A MONUMENT TO LOST CAUSES, REVISITED

It was my idea to swim. I knew that we weren’t allowed to, that it was dangerous. At first Emily said no, she didn’t want to get into trouble. But I jumped in, told her how cool it was and called her a chickenshit. She always hated that. She sat on the bank for a while with pinched lips and watched me while I did tricks for her: backward roll, dead man floating, walking handstand. She crept closer and closer, edging down onto the slippery rocks until, splashless and without a ripple, she was in the water. We laughed at how the cold water made her breathe too fast. Her summer dress floated around her body like a giant lampshade and we giggled at that, too. I tried to teach her how to backward roll but she got a nose full of water the first time and didn’t want to try again. I was always trying to teach her things. She was my baby sister. Then I thought of a new game. We could go to the deeper part, just a few metres away, and dive down for jewels. Whoever got the most jewels would win. We were pirates on a dangerous mission – going to the deeper part would mean that we were just in view of the family holiday house – and if we got caught we’d get a really good thrashing, or not be allowed to go to the beach the next day, or both.

Emily dived down first.
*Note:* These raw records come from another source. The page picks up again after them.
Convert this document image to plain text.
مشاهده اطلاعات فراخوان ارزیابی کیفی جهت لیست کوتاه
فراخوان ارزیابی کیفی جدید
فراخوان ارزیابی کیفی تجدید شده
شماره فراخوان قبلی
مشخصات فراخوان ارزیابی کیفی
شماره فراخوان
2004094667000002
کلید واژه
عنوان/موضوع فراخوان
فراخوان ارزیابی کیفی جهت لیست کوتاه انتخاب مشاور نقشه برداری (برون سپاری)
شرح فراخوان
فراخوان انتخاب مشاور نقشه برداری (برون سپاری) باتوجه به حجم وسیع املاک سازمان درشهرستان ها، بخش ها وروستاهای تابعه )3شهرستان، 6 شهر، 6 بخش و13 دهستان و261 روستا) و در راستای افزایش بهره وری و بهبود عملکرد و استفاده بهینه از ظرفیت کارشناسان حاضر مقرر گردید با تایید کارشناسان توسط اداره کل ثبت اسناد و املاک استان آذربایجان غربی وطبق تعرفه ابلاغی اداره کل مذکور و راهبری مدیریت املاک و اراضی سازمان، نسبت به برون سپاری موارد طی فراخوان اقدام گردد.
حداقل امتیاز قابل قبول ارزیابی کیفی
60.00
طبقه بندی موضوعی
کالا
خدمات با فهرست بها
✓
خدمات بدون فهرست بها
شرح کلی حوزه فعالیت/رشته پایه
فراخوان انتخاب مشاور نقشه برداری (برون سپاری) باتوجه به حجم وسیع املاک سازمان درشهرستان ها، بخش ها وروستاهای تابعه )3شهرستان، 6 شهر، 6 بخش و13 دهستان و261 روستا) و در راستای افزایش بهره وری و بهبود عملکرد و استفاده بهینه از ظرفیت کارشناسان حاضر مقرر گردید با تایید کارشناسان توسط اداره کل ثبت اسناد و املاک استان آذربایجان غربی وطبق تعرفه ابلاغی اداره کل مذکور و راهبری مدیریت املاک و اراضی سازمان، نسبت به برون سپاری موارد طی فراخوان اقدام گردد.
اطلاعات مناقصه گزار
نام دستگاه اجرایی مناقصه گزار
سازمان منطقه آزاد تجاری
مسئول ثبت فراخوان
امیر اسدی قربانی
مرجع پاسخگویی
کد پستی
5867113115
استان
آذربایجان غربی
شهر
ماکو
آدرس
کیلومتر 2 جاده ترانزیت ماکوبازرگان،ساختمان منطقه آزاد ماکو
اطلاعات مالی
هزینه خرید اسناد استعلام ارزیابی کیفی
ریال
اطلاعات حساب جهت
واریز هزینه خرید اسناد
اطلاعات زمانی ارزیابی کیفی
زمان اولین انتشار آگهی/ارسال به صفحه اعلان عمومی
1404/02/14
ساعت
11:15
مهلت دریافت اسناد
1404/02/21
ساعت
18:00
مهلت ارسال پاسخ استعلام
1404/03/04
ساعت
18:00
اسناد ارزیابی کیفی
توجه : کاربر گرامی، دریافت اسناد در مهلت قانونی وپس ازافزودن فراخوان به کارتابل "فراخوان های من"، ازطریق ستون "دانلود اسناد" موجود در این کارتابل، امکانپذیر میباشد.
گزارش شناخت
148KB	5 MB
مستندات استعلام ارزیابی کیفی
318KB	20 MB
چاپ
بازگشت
I thought I’d give her a head start, her being small, and a girl. I watched her wild underwater kicking as she tried to reach the bottom. She stayed down a bit longer than I thought she would and, just as I was about to worry, her head popped out of the water, grinning and gasping, a stone clasped in her hand. It was a good game and we played for a while, piling up our treasures until the time that Emily didn’t come up. I thought she was playing a joke so pretended not to worry for a while but then it seemed too long, so I went under with open eyes trying to spot her ballooning white dress in the browncloudy water.